Latin American Feminism and Women’s Suffrage

Latin American Feminism and Women’s Suffrage
Latin American Feminism and Women’s Suffrage

Feminism and women's suffrage in Latin America blazed a different trail than their European or U.S. counterparts, although these movements provided inspiration. Latin American feminism is marked by diversity, as the region itself spans many ethnic and cultural zones, and class differences among Latin American women are pronounced.

However, common threads do exist. Many Latin American feminists held to the idea that women are as good as men but not the same as men. Rather than demanding complete equality, these women advocated strengthening their power and prestige through traditional paradigms of gender, notably motherhood.

They used conventional gender norms that constructed women as morally superior to men to demand special rights and a voice in the public realm. Suffrage came over a period of 30 years, with Ecuador first in 1929, followed by Brazil in 1932, Cuba in 1934, Argentina in 1947, Mexico in 1953, and Paraguay in 1961.


The construction of women's gender roles throughout Latin America is central to understanding the Latin American women's movement. The legacy of Spanish colonialism served as the basis for men and women's roles in society and thus influenced Latin American feminism.

Traditional gender roles stemming from the colonial period dictated women's place in the home and men's place in the public realm. The Virgin Mary served as the model for ideal womanhood, encouraging self-denial, piety, humility, purity, and obedience in women.

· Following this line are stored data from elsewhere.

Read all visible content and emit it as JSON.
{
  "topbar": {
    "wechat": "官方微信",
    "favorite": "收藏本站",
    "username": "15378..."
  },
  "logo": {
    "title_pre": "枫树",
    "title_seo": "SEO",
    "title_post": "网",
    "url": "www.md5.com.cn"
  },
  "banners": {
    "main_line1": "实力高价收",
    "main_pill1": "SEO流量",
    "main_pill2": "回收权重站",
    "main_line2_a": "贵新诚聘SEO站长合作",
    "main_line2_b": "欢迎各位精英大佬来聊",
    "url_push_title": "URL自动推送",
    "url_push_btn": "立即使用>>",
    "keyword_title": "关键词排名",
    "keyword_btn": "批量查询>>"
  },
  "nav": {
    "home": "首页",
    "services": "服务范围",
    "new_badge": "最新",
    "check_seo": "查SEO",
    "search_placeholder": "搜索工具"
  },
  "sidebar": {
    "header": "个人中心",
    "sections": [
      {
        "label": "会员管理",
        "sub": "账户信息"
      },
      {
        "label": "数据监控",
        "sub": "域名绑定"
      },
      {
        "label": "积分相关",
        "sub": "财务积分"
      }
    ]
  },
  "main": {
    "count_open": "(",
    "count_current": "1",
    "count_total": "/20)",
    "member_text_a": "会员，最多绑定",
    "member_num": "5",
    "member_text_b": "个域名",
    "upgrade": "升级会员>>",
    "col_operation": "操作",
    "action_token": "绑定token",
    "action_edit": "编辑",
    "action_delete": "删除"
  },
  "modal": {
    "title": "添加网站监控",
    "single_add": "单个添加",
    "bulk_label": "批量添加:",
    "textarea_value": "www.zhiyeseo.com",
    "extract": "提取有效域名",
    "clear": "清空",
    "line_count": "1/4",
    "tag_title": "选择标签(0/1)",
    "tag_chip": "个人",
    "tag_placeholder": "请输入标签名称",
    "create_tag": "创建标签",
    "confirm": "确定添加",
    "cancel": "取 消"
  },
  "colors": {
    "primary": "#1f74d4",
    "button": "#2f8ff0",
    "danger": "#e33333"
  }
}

Family, honor, and the home were the central tenets of the patriarchal family structure and dictated that women would remain in the home as wives and mothers. Honor was paramount to the family and impacted social standing and business ties, and women's sexual purity in particular served as a marker of that honor.

This focus on women as indicators of family honor created a double standard, as men's sexual prowess served as a marker of masculinity and did not impact family reputation. Women had no legal rights in the public realm of law and government, including rights to divorce, children, or property.

After Latin America's independence from the European colonial powers in the early 19th century, the newly created liberal states mostly adhered to the Spanish legacy of gender inequality. These new states used the patriarchal structure of the family as a basis for their power.

However, the prevailing political ideology of liberalism, based on liberty, equality, and popular sovereignty, did create some new prospects for elevating the status of women in society. Motherhood in particular and its importance to rearing the next generation of liberal citizens created opportunities for women. This emphasis on women's roles as mothers did buttress the patriarchal system but simultaneously allowed women access to power.

The nationalist and state-building period, from the early to mid-20th century, promised change in Latin America, including new gender roles adapted to fit nationalist aims of industrialization and progress.

Industrialization translated into a need for workers, including women, which required their entrance into the masculine public realm. The pursuit of progress and modernity to compete on a global scale required women's work, justified by both economic necessity and social utility.

Increased opportunities in the public realm through work and education allowed women some gains but overall constrained their aspirations within normative frameworks of gender. The number of middle-class women in the workforce did facilitate women's organizing around suffrage, and Brazilian women in particular boasted the largest and best-organized movement in Latin America.

Brazilian feminists worked to modernize women's gender identities without drastically altering the status quo of gender roles and relations. The Federação Brasileira pelo Progresso Feminino (FBPF), founded by Bertha Lutz, advocated for a modernization of women's roles that would not be considered radical by modern standards.

The FBPF did not seek to eradicate women's traditional place in the home nor the qualities they believed were inherent to the female sex. They used these things as strengths toward women's greater participation in the public realm, and women in Brazil gained the right to vote in 1932 as a result of the work of these middle-class feminists.

The Cuban Revolution in 1959 introduced the Marxist definition of womanhood into Latin America, promising change for women in terms of gender equality and their status in society. The National Federation of Cuban Women (FCW) advocated full and equal incorporation of women into all aspects of society. Vilma Espín, a woman who fought with guerrilla forces during the revolution, headed the organization.

The FCW improved education for women and boosted female numbers in the workforce. It became a model that other Latin American countries would emulate. Despite such gains, some Latin American feminists argue that Cuban women still do not enjoy complete equality and are often relegated to auxiliary roles and activities.

Latin American women in the recent past have continued to fight for women's status in society and expanded rights in the public sphere, often from their traditional base of power as mothers. By the 1980s women's concerns and feminism began to become part of the mainstream media, drawing greater attention to women's issues.

Although Latin American feminism continues to be divided along class lines, with different groups of women seeking different agendas, it continues to thrive, as evidenced by the many meetings Latin American women hold every year across the region to better their lives and those of their countrywomen.